There are several verticals in the healthcare sector and Aeta recommended that advisors diversify across them to reduce their risk. So, while a pharma or biotech company’s drug test could succeed or fail, companies that supply lab and quality control equipment or big bio reactors to produce vaccines or cancer drugs could grow. While hospitals are now being impacted by staff shortages and wage increases, healthcare insurers could benefit from the sector’s growth.
“Every vertical is very different,” he said. “So, the one thing I reiterate to all the advisors I talk to is that it is important to be diversified across these different verticals because if you’re too exposed to one vertical – such as health insurers and the rules of the Affordable Care Act in the U.S. change – then you can potentially have a lot of downside. If you’re only investing in the pharma companies, then the regulatory backdrop can change because the Democrats are talking about trying to bring down the prices of the top ten selling drugs in the U.S. The medical device companies are now being hit more by supply chain and inflationary pressures relative to other areas in healthcare, but if you’re invested in hospitals, the wage pressures are very strong there. So, it’s important to be diversified across the different health care verticals. You’ll get a smoother ride in the sector and the performance will be more consistent.”

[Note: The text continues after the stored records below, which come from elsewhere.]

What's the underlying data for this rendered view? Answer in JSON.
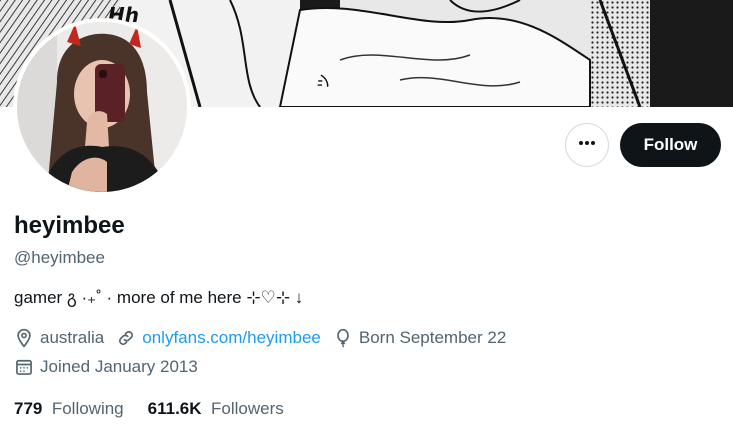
{
  "banner": {
    "comic_text_1": "Hh",
    "comic_text_2": "ッ"
  },
  "actions": {
    "follow_label": "Follow"
  },
  "profile": {
    "display_name": "heyimbee",
    "handle": "@heyimbee",
    "bio": "gamer გ ·₊˚ · more of me here ⊹♡⊹ ↓"
  },
  "meta": {
    "location": "australia",
    "website": "onlyfans.com/heyimbee",
    "birthday": "Born September 22",
    "joined": "Joined January 2013"
  },
  "stats": {
    "following_count": "779",
    "following_label": "Following",
    "followers_count": "611.6K",
    "followers_label": "Followers"
  },
  "icons": [
    "location-icon",
    "link-icon",
    "balloon-icon",
    "calendar-icon",
    "more-icon"
  ],
  "colors": {
    "link": "#1d9bf0",
    "secondary_text": "#536471",
    "button": "#0f1419"
  }
}
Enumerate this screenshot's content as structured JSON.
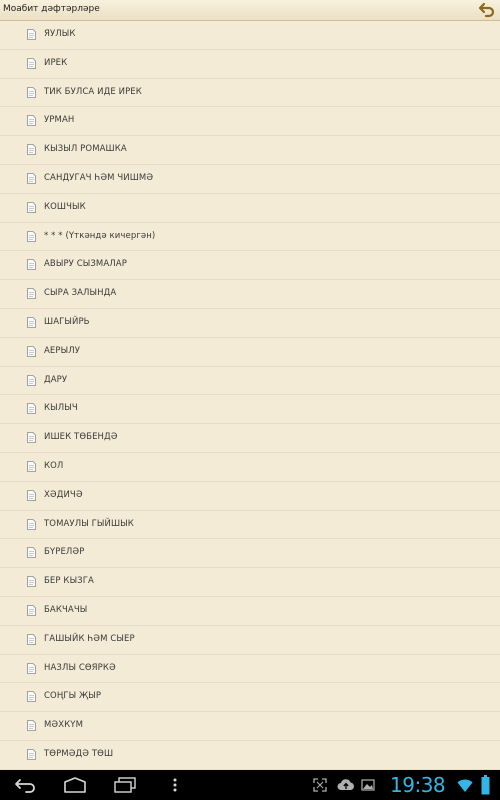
{
  "app": {
    "title": "Моабит дәфтәрләре"
  },
  "poems": [
    "ЯУЛЫК",
    "ИРЕК",
    "ТИК БУЛСА ИДЕ ИРЕК",
    "УРМАН",
    "КЫЗЫЛ РОМАШКА",
    "САНДУГАЧ ҺӘМ ЧИШМӘ",
    "КОШЧЫК",
    "* * * (Үткәндә кичергән)",
    "АВЫРУ СЫЗМАЛАР",
    "СЫРА ЗАЛЫНДА",
    "ШАГЫЙРЬ",
    "АЕРЫЛУ",
    "ДАРУ",
    "КЫЛЫЧ",
    "ИШЕК ТӨБЕНДӘ",
    "КОЛ",
    "ХӘДИЧӘ",
    "ТОМАУЛЫ ГЫЙШЫК",
    "БҮРЕЛӘР",
    "БЕР КЫЗГА",
    "БАКЧАЧЫ",
    "ГАШЫЙК ҺӘМ СЫЕР",
    "НАЗЛЫ СӨЯРКӘ",
    "СОҢГЫ ҖЫР",
    "МӘХКҮМ",
    "ТӨРМӘДӘ ТӨШ"
  ],
  "status": {
    "time": "19:38"
  },
  "icons": {
    "back": "back-arrow-icon",
    "doc": "document-icon",
    "nav": [
      "back-icon",
      "home-icon",
      "recent-apps-icon",
      "menu-icon"
    ],
    "status": [
      "fullscreen-icon",
      "upload-icon",
      "image-icon",
      "wifi-icon",
      "battery-icon"
    ]
  },
  "colors": {
    "background": "#f4ebd6",
    "clock": "#33b5e5",
    "back_icon": "#8a6a1e"
  }
}
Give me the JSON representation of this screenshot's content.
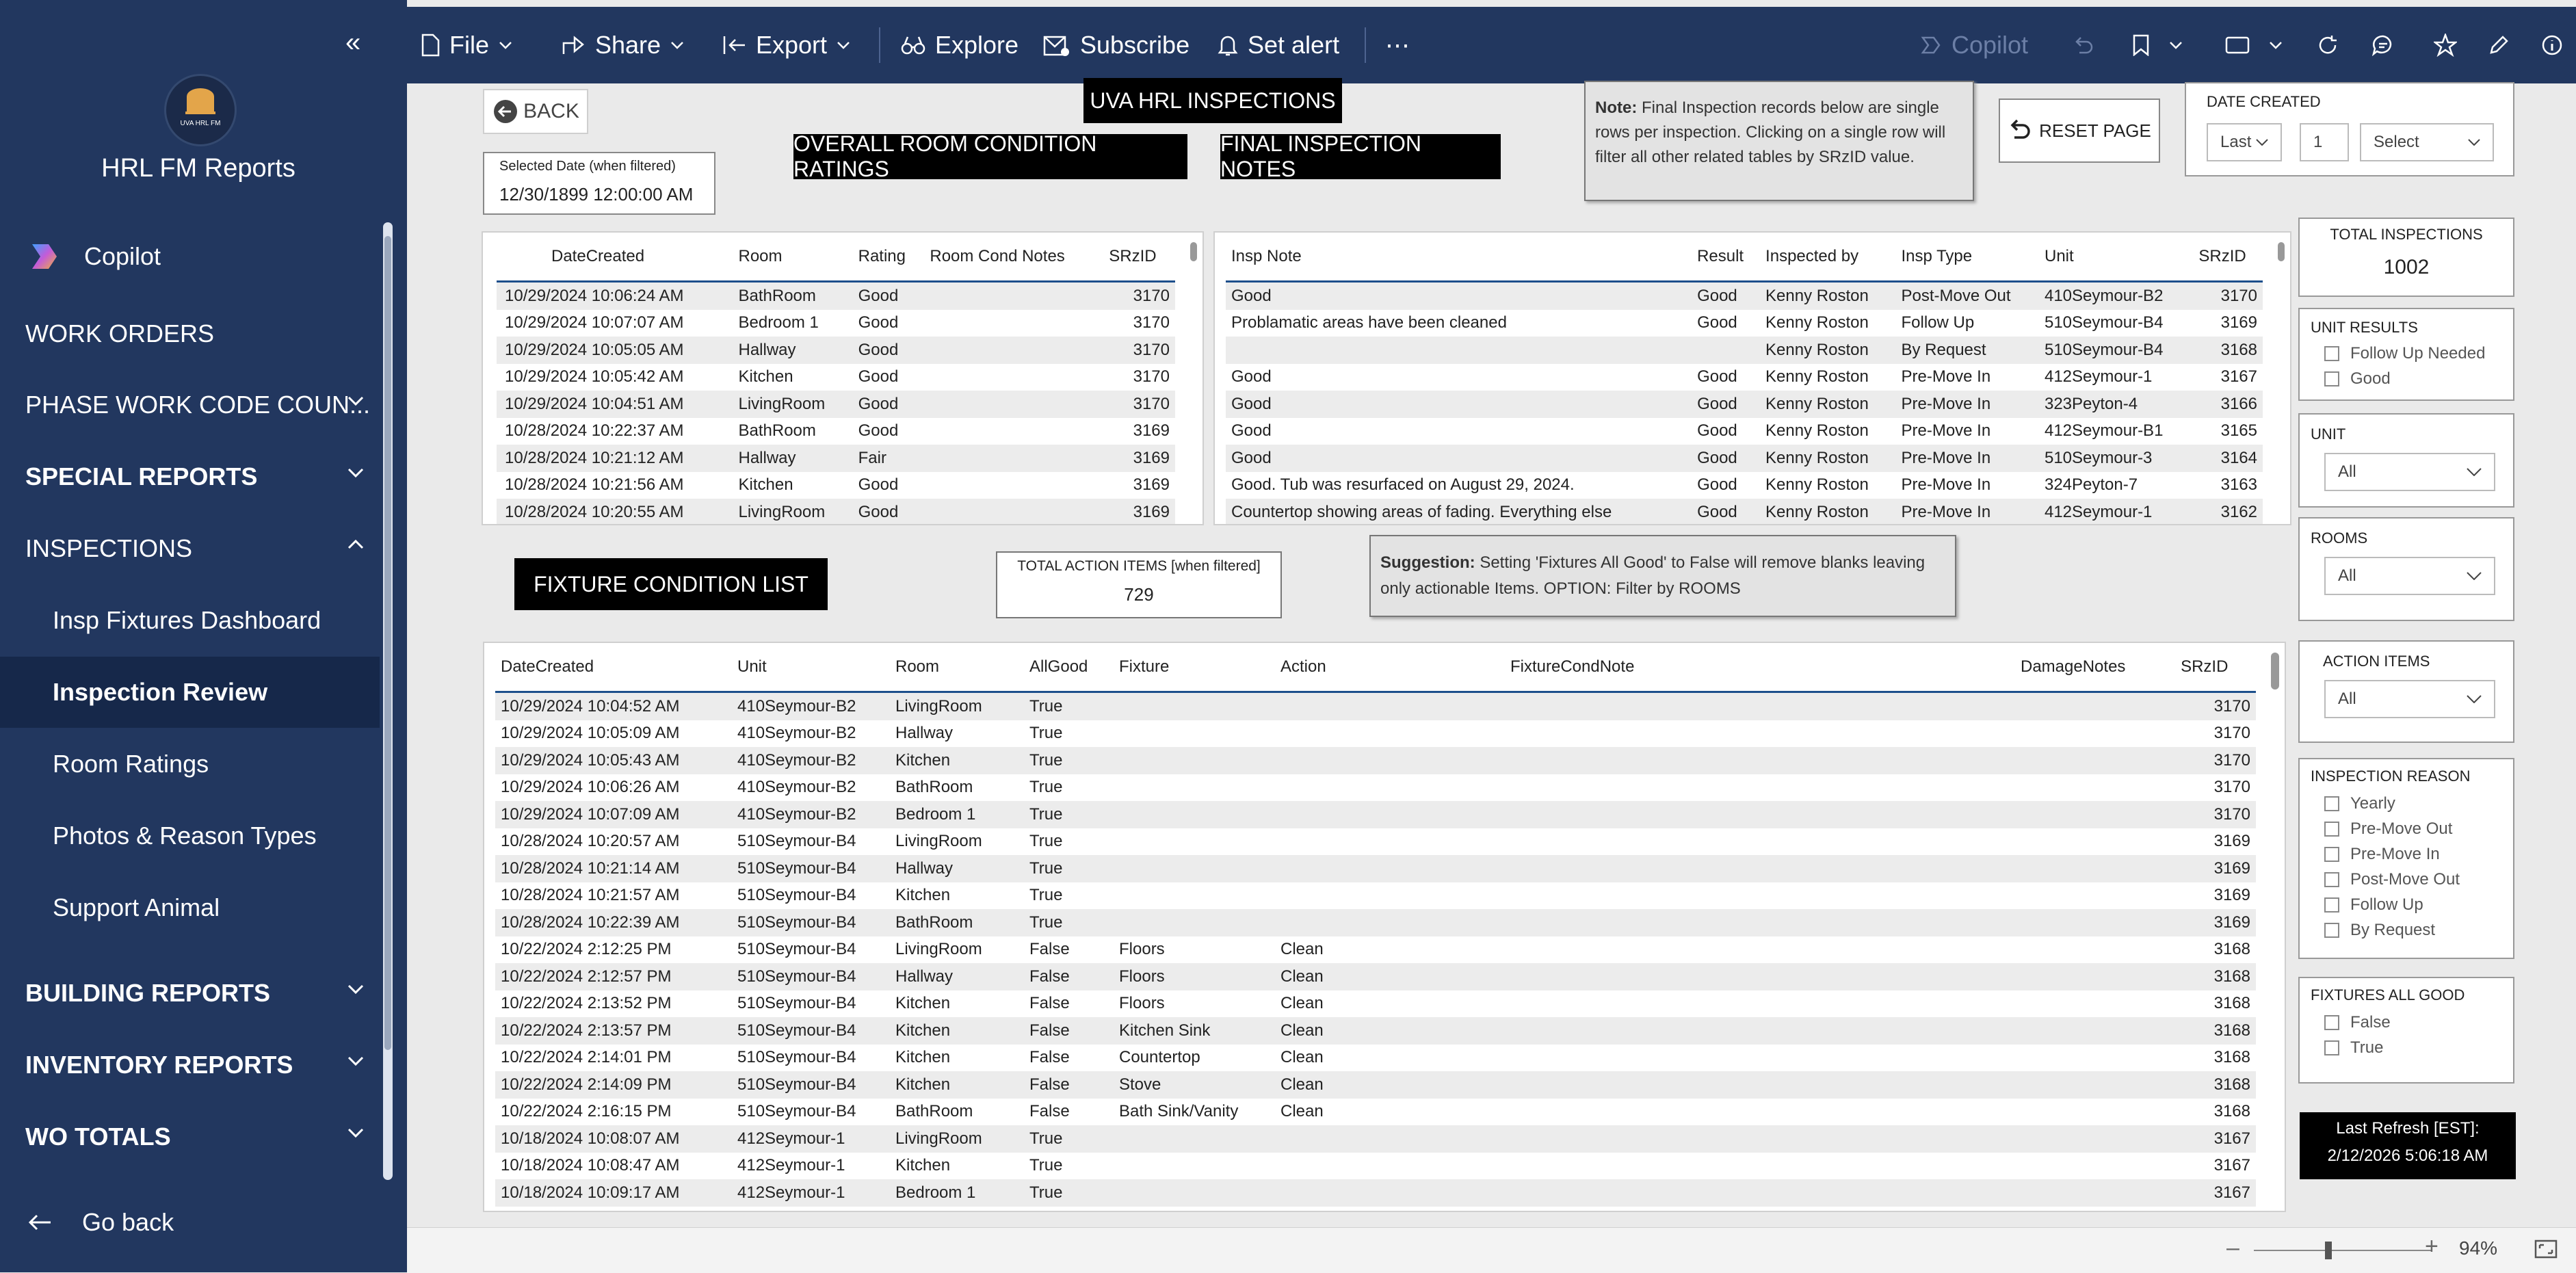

Aeta said that if advisors are pessimistic that there could be a recession, then healthcare is also a defensive area, which will do well in that environment because the demand is there. If they’re optimistic about the future, and have a three-year timeline, valuations are slightly less now and the sector has historically grown faster than the market in terms of earnings.
“I think that trend will continue going forward,” he said. “If you take a multi-year view, it’s hard to see how healthcare will underperform the broader market over that time.”